The wine making process
The wine is mainly fermented in temperature-controlled stainless-steel vats, with a little in French oak barrels.
The white grapes spend a few hours on their skins in the pneumatic presses, to extract their full aromatic potential. Then, the must is cold-settled prior to alcoholic fermentation. The Entre-Deux-Mers is fermented in vats on fine lees. The Cuvée Majeure is barrel-fermented and continues ageing in barrel for approximately seven months.
For the Crémant, the grape harvest is manual in crates. After alcoholic fermentation in the vat, the still wine is bottled at the beginning of the following year. The traditional method is made in cellars at 12 ° C protected from light. The maturing lasts between 9 and 12 months.
Vatting time may vary from 15 to 25 days at approximately 28° C to preserve all the finesse, fruit, and tannin from the grapes.
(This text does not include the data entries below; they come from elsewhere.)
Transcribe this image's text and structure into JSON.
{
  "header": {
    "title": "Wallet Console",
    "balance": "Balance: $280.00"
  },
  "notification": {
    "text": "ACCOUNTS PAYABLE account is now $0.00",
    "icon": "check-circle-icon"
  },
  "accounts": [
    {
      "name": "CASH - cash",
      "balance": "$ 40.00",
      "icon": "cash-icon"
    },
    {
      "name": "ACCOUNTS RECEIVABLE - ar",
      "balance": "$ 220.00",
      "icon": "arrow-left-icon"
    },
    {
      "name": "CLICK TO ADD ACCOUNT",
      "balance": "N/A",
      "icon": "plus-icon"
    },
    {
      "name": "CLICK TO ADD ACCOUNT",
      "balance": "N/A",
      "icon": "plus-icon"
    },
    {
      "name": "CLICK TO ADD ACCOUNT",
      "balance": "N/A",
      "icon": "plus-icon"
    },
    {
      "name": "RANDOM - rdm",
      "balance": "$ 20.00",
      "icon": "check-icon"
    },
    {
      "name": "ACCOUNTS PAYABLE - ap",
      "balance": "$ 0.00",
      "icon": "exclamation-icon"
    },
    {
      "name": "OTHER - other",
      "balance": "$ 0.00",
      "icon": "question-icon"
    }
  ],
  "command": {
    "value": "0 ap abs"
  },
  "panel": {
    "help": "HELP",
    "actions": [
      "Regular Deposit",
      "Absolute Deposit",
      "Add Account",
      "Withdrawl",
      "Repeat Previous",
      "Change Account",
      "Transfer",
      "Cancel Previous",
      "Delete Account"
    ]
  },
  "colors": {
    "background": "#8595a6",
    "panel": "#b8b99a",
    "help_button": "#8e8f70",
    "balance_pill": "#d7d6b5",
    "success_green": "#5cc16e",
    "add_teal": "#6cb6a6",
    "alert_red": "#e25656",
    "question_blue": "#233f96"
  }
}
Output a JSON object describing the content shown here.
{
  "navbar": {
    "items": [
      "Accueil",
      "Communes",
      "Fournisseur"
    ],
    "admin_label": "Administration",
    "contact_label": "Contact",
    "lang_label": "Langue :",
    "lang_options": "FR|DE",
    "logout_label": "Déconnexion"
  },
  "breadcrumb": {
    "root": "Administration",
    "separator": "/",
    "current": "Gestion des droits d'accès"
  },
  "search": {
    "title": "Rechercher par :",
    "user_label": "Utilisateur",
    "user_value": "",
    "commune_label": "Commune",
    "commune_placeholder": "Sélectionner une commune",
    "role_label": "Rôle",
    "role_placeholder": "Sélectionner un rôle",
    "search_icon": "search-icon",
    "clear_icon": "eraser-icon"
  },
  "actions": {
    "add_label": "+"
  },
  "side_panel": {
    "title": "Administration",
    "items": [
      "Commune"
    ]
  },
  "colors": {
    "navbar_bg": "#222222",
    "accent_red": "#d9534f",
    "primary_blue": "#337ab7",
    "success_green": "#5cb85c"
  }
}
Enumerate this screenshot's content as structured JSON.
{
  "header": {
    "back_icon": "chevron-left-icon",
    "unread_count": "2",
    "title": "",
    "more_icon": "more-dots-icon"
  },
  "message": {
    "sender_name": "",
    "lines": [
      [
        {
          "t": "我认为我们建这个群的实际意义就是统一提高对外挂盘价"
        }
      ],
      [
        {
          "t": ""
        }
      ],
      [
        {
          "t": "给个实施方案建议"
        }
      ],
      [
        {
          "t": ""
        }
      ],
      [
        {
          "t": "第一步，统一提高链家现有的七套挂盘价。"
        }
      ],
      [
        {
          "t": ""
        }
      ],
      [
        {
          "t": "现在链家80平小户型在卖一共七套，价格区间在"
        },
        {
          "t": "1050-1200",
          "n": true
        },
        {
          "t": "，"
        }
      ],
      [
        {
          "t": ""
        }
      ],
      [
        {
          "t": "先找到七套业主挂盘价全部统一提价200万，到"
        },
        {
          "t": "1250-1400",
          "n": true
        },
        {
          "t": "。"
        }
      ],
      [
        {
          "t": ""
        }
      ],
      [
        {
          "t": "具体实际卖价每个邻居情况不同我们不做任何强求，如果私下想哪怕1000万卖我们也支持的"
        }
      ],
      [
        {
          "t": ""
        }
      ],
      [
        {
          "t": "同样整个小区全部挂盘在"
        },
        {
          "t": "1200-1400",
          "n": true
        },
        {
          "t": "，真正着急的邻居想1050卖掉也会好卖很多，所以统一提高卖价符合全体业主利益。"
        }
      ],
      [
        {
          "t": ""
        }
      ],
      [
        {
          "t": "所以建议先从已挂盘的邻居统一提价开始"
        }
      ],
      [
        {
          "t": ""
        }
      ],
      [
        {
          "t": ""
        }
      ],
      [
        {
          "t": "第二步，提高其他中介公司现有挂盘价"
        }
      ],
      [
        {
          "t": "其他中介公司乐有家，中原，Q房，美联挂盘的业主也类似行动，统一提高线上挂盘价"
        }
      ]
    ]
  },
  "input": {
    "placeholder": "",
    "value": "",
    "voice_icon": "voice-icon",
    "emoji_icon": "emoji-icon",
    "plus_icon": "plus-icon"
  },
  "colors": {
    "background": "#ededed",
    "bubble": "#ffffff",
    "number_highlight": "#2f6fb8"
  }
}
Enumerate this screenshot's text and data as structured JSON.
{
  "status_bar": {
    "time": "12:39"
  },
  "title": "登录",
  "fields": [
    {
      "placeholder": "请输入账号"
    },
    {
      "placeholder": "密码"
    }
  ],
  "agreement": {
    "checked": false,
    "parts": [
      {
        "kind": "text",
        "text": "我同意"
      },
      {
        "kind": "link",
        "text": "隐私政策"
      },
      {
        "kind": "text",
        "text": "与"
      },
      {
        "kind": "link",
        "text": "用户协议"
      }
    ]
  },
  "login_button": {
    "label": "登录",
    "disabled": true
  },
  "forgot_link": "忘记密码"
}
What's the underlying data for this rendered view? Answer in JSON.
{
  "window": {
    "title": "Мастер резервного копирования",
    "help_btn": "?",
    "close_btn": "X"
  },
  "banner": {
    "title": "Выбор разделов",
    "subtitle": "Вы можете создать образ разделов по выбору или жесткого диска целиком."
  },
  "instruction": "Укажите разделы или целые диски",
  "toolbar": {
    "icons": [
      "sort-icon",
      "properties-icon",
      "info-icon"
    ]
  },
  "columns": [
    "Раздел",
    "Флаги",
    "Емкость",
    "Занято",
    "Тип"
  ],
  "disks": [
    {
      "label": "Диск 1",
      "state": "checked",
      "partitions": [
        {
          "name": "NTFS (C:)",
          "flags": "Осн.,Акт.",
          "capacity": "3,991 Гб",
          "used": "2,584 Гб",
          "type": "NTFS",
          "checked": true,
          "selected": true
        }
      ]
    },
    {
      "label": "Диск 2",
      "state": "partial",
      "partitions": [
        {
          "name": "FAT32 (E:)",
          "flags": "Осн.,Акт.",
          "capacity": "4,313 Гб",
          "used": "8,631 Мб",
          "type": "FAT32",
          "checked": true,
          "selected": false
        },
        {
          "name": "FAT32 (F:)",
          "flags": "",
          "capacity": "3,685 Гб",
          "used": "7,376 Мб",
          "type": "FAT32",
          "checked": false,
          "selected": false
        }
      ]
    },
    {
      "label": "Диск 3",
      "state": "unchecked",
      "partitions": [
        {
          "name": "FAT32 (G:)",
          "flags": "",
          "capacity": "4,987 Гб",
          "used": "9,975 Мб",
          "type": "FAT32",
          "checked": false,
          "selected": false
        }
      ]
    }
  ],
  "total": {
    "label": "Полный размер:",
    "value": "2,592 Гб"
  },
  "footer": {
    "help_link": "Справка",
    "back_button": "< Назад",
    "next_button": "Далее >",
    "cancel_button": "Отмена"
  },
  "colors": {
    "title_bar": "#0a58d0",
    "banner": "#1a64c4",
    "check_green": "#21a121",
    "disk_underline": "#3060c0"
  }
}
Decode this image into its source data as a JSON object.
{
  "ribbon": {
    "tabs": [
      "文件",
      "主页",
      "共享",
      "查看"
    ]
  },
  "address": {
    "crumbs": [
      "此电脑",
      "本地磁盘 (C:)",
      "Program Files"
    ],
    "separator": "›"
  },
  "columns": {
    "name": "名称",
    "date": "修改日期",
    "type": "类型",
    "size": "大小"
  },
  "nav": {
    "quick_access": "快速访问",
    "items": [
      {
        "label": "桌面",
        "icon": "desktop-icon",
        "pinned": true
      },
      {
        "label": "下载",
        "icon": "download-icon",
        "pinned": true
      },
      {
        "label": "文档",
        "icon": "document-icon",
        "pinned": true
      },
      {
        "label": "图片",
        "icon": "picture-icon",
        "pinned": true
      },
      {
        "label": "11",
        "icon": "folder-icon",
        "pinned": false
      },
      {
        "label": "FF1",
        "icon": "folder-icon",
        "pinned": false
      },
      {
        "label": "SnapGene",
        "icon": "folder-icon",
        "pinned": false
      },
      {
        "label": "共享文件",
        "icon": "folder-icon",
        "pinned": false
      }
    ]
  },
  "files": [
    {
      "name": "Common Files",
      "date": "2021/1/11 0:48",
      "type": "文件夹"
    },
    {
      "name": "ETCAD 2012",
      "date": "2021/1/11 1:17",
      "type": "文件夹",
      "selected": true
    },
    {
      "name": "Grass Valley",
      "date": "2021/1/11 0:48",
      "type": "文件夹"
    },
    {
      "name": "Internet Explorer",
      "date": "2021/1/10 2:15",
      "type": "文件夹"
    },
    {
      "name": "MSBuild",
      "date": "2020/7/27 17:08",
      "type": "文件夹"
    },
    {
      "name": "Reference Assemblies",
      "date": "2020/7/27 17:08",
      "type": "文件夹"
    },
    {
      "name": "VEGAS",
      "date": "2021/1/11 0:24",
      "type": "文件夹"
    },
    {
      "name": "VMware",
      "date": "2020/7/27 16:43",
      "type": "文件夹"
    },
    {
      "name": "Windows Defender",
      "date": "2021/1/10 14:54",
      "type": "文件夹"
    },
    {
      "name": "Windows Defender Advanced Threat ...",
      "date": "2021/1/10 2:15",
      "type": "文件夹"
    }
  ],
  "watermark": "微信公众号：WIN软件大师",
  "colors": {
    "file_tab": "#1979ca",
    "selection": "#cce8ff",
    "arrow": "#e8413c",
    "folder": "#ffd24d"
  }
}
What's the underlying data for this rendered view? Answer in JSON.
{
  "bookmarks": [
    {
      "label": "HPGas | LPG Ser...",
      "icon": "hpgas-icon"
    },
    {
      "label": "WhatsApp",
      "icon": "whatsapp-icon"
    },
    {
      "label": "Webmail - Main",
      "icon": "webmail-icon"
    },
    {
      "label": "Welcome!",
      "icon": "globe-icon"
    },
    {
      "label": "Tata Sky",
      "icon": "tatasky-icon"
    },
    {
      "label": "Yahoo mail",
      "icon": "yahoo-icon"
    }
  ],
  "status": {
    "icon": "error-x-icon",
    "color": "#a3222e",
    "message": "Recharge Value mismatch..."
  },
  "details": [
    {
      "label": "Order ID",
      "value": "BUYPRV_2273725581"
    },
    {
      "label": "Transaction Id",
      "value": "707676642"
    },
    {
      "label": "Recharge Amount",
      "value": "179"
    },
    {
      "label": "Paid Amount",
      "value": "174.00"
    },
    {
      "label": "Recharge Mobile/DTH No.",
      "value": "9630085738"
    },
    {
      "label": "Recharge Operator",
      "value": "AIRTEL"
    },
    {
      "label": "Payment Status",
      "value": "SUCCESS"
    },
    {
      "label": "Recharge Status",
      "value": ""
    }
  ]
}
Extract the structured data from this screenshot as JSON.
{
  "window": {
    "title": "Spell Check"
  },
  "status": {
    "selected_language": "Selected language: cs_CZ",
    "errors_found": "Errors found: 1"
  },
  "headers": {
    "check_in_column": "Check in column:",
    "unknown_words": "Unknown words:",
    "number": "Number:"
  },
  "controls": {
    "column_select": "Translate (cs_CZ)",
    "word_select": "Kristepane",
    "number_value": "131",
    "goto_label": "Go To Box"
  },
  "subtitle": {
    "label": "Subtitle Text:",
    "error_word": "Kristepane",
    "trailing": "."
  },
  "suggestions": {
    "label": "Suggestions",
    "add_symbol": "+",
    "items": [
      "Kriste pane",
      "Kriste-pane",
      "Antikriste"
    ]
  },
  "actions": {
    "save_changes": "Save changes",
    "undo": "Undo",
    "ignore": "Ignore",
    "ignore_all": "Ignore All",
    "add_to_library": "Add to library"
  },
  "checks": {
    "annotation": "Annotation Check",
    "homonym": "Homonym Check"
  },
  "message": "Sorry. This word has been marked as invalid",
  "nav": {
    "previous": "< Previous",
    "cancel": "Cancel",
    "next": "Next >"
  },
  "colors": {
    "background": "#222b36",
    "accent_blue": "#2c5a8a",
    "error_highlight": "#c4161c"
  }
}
After alcoholic and malolactic fermentation, the Château Turcaud is aged for 12 to 18 months, partly in vat and partly in barrel, while the Cuvée Majeure spends more time in new barrels.
The rosé is kept on the skins for a very short time, only two to five hours, to extract a pale colour while preserving all the wine's fresh liveliness.
The clairet has a longer period of cold skin contact, approximately four days, which gives it a deeper colour and more body on the palate.